Simpson & Brown was appointed by the newly formed Tyne & Wear Building Preservation Trust in 1980, to deliver a strategy for the repair of two buildings for office use. A first stage of work, including structural and external repairs, was completed in 1983. Funding then failed and the buildings stood empty for thirteen years. With new support from the Heritage Lottery Fund, the work was resumed and completed in 1997-98. The house remains in the ownership of the Trust.

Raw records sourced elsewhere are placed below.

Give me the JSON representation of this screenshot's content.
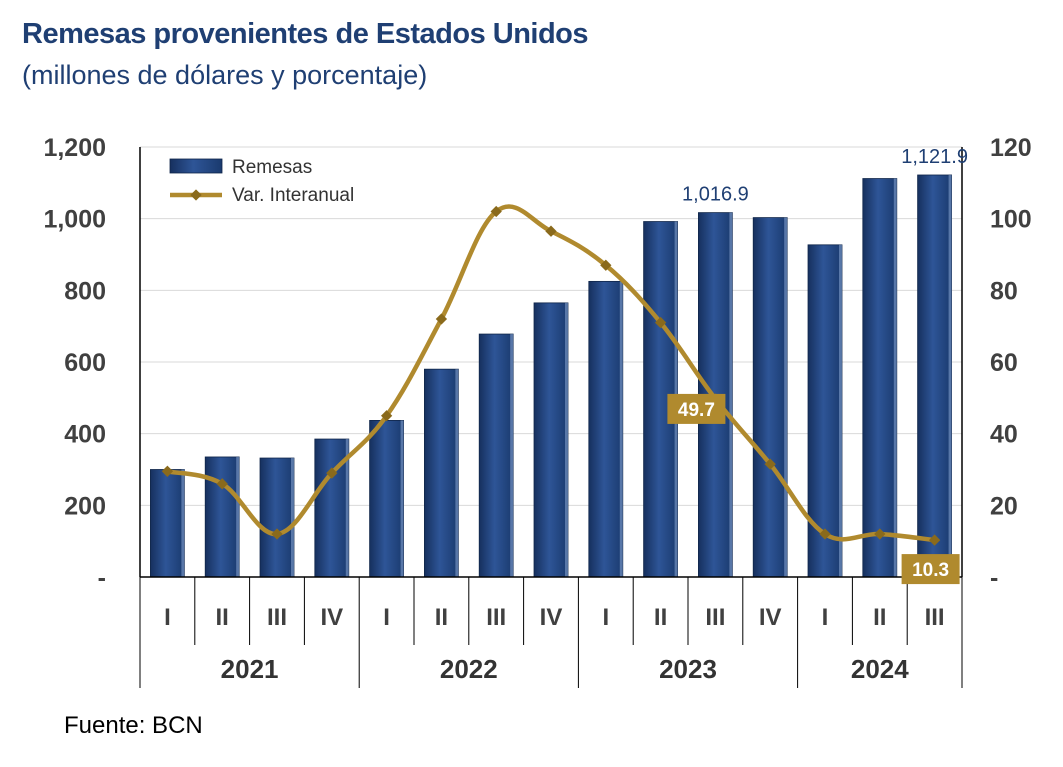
{
  "title": "Remesas provenientes de Estados Unidos",
  "subtitle": "(millones de dólares y porcentaje)",
  "source": "Fuente: BCN",
  "colors": {
    "bar": "#24477f",
    "line": "#b08a2e",
    "text": "#1f3f73"
  },
  "chart_data": {
    "type": "bar+line",
    "categories": [
      "I",
      "II",
      "III",
      "IV",
      "I",
      "II",
      "III",
      "IV",
      "I",
      "II",
      "III",
      "IV",
      "I",
      "II",
      "III"
    ],
    "years": [
      {
        "label": "2021",
        "span": 4
      },
      {
        "label": "2022",
        "span": 4
      },
      {
        "label": "2023",
        "span": 4
      },
      {
        "label": "2024",
        "span": 3
      }
    ],
    "series": [
      {
        "name": "Remesas",
        "kind": "bar",
        "axis": "left",
        "values": [
          300,
          335,
          332,
          385,
          437,
          580,
          678,
          765,
          825,
          992,
          1016.9,
          1003,
          927,
          1112,
          1121.9
        ]
      },
      {
        "name": "Var. Interanual",
        "kind": "line",
        "axis": "right",
        "values": [
          29.5,
          26,
          12,
          29,
          45,
          72,
          102,
          96.5,
          87,
          71,
          49.7,
          31.5,
          12,
          12,
          10.3
        ]
      }
    ],
    "y_left": {
      "min": 0,
      "max": 1200,
      "ticks": [
        "-",
        "200",
        "400",
        "600",
        "800",
        "1,000",
        "1,200"
      ]
    },
    "y_right": {
      "min": 0,
      "max": 120,
      "ticks": [
        "-",
        "20",
        "40",
        "60",
        "80",
        "100",
        "120"
      ]
    },
    "bar_labels": [
      {
        "index": 10,
        "text": "1,016.9"
      },
      {
        "index": 14,
        "text": "1,121.9"
      }
    ],
    "line_callouts": [
      {
        "index": 10,
        "text": "49.7"
      },
      {
        "index": 14,
        "text": "10.3"
      }
    ],
    "gridlines": true,
    "legend": {
      "position": "top-left",
      "items": [
        "Remesas",
        "Var. Interanual"
      ]
    }
  }
}
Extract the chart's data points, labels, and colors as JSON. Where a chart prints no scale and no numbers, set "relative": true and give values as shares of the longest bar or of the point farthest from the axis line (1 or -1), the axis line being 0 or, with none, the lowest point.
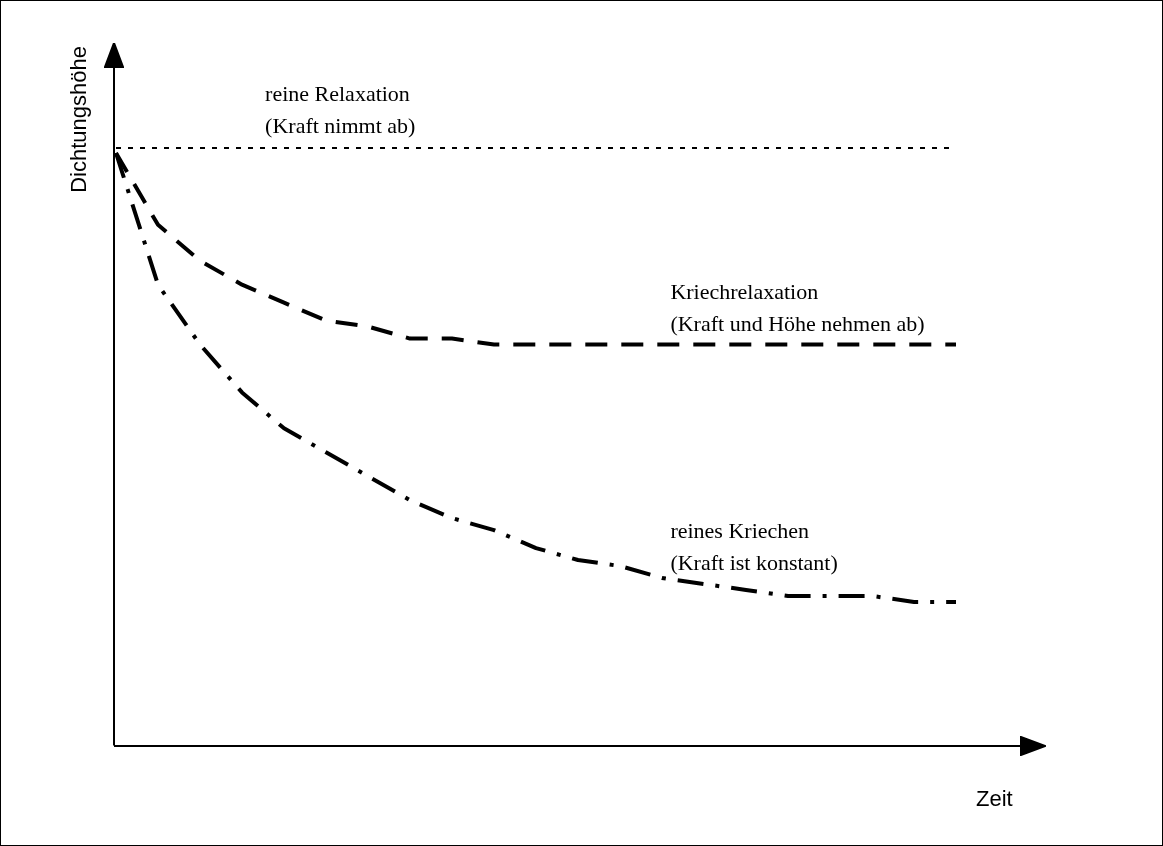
{
  "chart_data": {
    "type": "line",
    "relative": true,
    "xlabel": "Zeit",
    "ylabel": "Dichtungshöhe",
    "legend": false,
    "marker": "none",
    "categories": [
      null,
      null,
      null,
      null,
      null,
      null,
      null,
      null,
      null,
      null,
      null,
      null,
      null,
      null,
      null,
      null,
      null,
      null,
      null,
      null,
      null
    ],
    "series": [
      {
        "name": "reine Relaxation\n(Kraft nimmt ab)",
        "color": "#000000",
        "line_style": "dotted",
        "values": [
          1,
          1,
          1,
          1,
          1,
          1,
          1,
          1,
          1,
          1,
          1,
          1,
          1,
          1,
          1,
          1,
          1,
          1,
          1,
          1,
          1
        ]
      },
      {
        "name": "Kriechrelaxation\n(Kraft und Höhe nehmen ab)",
        "color": "#000000",
        "line_style": "dashed",
        "values": [
          0.99,
          0.87,
          0.81,
          0.77,
          0.74,
          0.71,
          0.7,
          0.68,
          0.68,
          0.67,
          0.67,
          0.67,
          0.67,
          0.67,
          0.67,
          0.67,
          0.67,
          0.67,
          0.67,
          0.67,
          0.67
        ]
      },
      {
        "name": "reines Kriechen\n(Kraft ist konstant)",
        "color": "#000000",
        "line_style": "dashdot",
        "values": [
          0.99,
          0.77,
          0.67,
          0.59,
          0.53,
          0.49,
          0.45,
          0.41,
          0.38,
          0.36,
          0.33,
          0.31,
          0.3,
          0.28,
          0.27,
          0.26,
          0.25,
          0.25,
          0.25,
          0.24,
          0.24
        ]
      }
    ]
  }
}
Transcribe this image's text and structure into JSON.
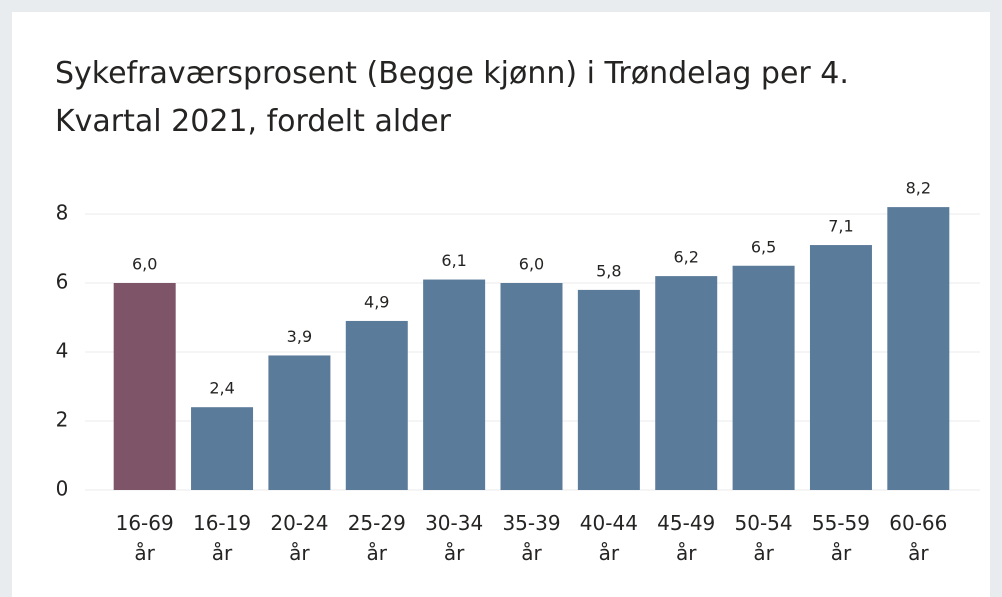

This house at 98 Pilgrim Street is one the most important mercantile town houses in any city in the North of England. With medieval origins, it occupies two burgage plots on the main route to the North and seems to have been substantially built in the mid seventeenth century. The oak stair, rising into the lantern tower to give access to the leads - a close relative of the famous "black staircase" in Durham Castle and the ceiling of the "Great Room" are of this period. There was further work in the late seventeenth and early eighteenth centuries, including the introduction of sash windows and the panelling of the "Great Room", and its ownership was attributed in Corbridge's 1723 map of Newcastle to "Alderman Fenwick" - a fact not entirely born out by documentary research, but the name, like that of John Knox's House, has stuck. It became the Queen's Head, an important coaching inn on the Great North Road in the late eighteenth century, and the Newcastle Liberal Club in the 1880s, by which time it had been united with no. 100 next door. The Liberals left in 1962 and by the late 1970s the buildings, then owned by the City, was derelict and poor condition. Fortunately consent for demolition was refused, and the council Trust took the building on.
The work was philosophically and technically challenging and the quality of the result is a testament to the great goodwill which the project received, to the quality and traditional attitudes of contractors and tradesmen, and that the work was unhurried and, in the end, well funded.